21. The method of any one of claims 1-7, wherein the CGRP inhibitor is administered intranasally or nasally to the brain or by direct delivery to the lungs of the patient.

22. The method of any one of claims 1 to 7, further comprising administering an interleukin inhibitor to the patient.

23. The method of claim 22, wherein the interleukin inhibitor is an IL-6 inhibitor, an IL-9 inhibitor, an IL-17 inhibitor, or a combination thereof.

24. The method of claim 23, wherein the IL-6 inhibitor is at least one selected from the group consisting of:

(tocilizumab) and

(cetuximab).

25. The method of claim 24, wherein the IL-6 inhibitor is

(Tulizumab).

26. The method of claim 23, wherein the IL-6 inhibitor is at least one selected from the group consisting of: olookizumab (CDP 6038), exemestane (elsilimomab), BMS-945429 (ALD 518), siukumab (sirukumab) (CNTO 136), levulimab (levilimab) (BCD-089), and CPSI-2364.

27. The method of claim 23, wherein the IL-17 inhibitor is at least one selected from the group consisting of:

(secukinumab) to a pharmaceutically acceptable carrier,

(ixekizumab) and

(brodalumab).

28. The method of claim 22, wherein the interleukin inhibitor is at least one selected from the group consisting of:

(linazecept (a) rilonasept),

(canakinumab)), (,

(anakinra) and (anakinra),

(resilizumab)), (rituximab (relizumab)), (ii),

(ustekinumab) and (e.g. a pharmaceutically acceptable salt thereof),

(benralizumab),

(mepolizumab),

(tirrabizumab)) (iv),

(gucelukuzumab),

(surlukumab (sarilumab)),

(basiliximab) in a mammal or a mammal,

(risakazumab)), (risankizumab)), (risaka,

(daclizumab) and

(dalizumab).

29. The method of any one of claims 1 to 7, further comprising administering an antiviral agent to the patient.

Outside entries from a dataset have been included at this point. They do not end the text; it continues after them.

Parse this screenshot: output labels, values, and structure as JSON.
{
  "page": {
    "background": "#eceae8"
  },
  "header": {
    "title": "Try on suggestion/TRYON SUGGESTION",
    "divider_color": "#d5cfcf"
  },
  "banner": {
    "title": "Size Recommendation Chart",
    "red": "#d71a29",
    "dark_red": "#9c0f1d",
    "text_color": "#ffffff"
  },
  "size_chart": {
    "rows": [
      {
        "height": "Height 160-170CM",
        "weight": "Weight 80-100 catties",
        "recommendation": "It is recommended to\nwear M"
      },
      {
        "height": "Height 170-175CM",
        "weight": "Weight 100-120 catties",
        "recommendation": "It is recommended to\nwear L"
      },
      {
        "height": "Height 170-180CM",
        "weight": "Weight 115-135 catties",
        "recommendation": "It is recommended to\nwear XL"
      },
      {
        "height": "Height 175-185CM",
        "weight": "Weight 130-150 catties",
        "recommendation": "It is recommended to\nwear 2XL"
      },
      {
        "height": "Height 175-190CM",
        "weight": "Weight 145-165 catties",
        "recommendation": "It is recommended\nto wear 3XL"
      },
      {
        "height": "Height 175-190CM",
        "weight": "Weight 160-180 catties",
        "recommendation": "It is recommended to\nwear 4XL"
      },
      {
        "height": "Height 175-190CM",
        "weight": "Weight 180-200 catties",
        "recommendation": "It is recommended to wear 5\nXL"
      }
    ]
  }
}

30. The method of claim 29, wherein said antiviral agent comprises ritonavir (remdesivir), ritonavir (ritonavir), lopinavir (lopinavir), or combinations thereof.

31. The method of claim 29, wherein the antiviral agent further comprises interferon beta.

32. The method of claim 30, wherein the antiviral agent comprises redciclovir.

33. The method of claim 33, wherein said antiviral agents comprise ritonavir and lopinavir.

34. The method of claim 30, wherein said antiviral agent further comprises interferon beta.

35. The method of any one of claims 1 to 7, further comprising administering an antibacterial agent to the patient.

36. The method of claim 35, wherein the antibacterial agent comprises an antimalarial agent.

37. The method of claim 36, wherein the antimalarial agent comprises chloroquine (chloroquine), hydroxychloroquine (hydroxychloroquine), azithromycin (azithromycin), or a combination thereof.

38. The method of claim 36, wherein the antimalarial agent comprises hydroxychloroquine and azithromycin.

39. A pharmaceutical composition comprising a CGRP inhibitor and at least one selected from the group consisting of: interleukin inhibitors, antiviral agents, and antibacterial agents.

40. A kit for treating a condition associated with lung injury in a patient, the kit comprising:

(a) The pharmaceutical composition according to claim 39; and

(b) Instructions for administering the pharmaceutical composition.

41. The kit of claim 40, further comprising a device for administering the pharmaceutical composition.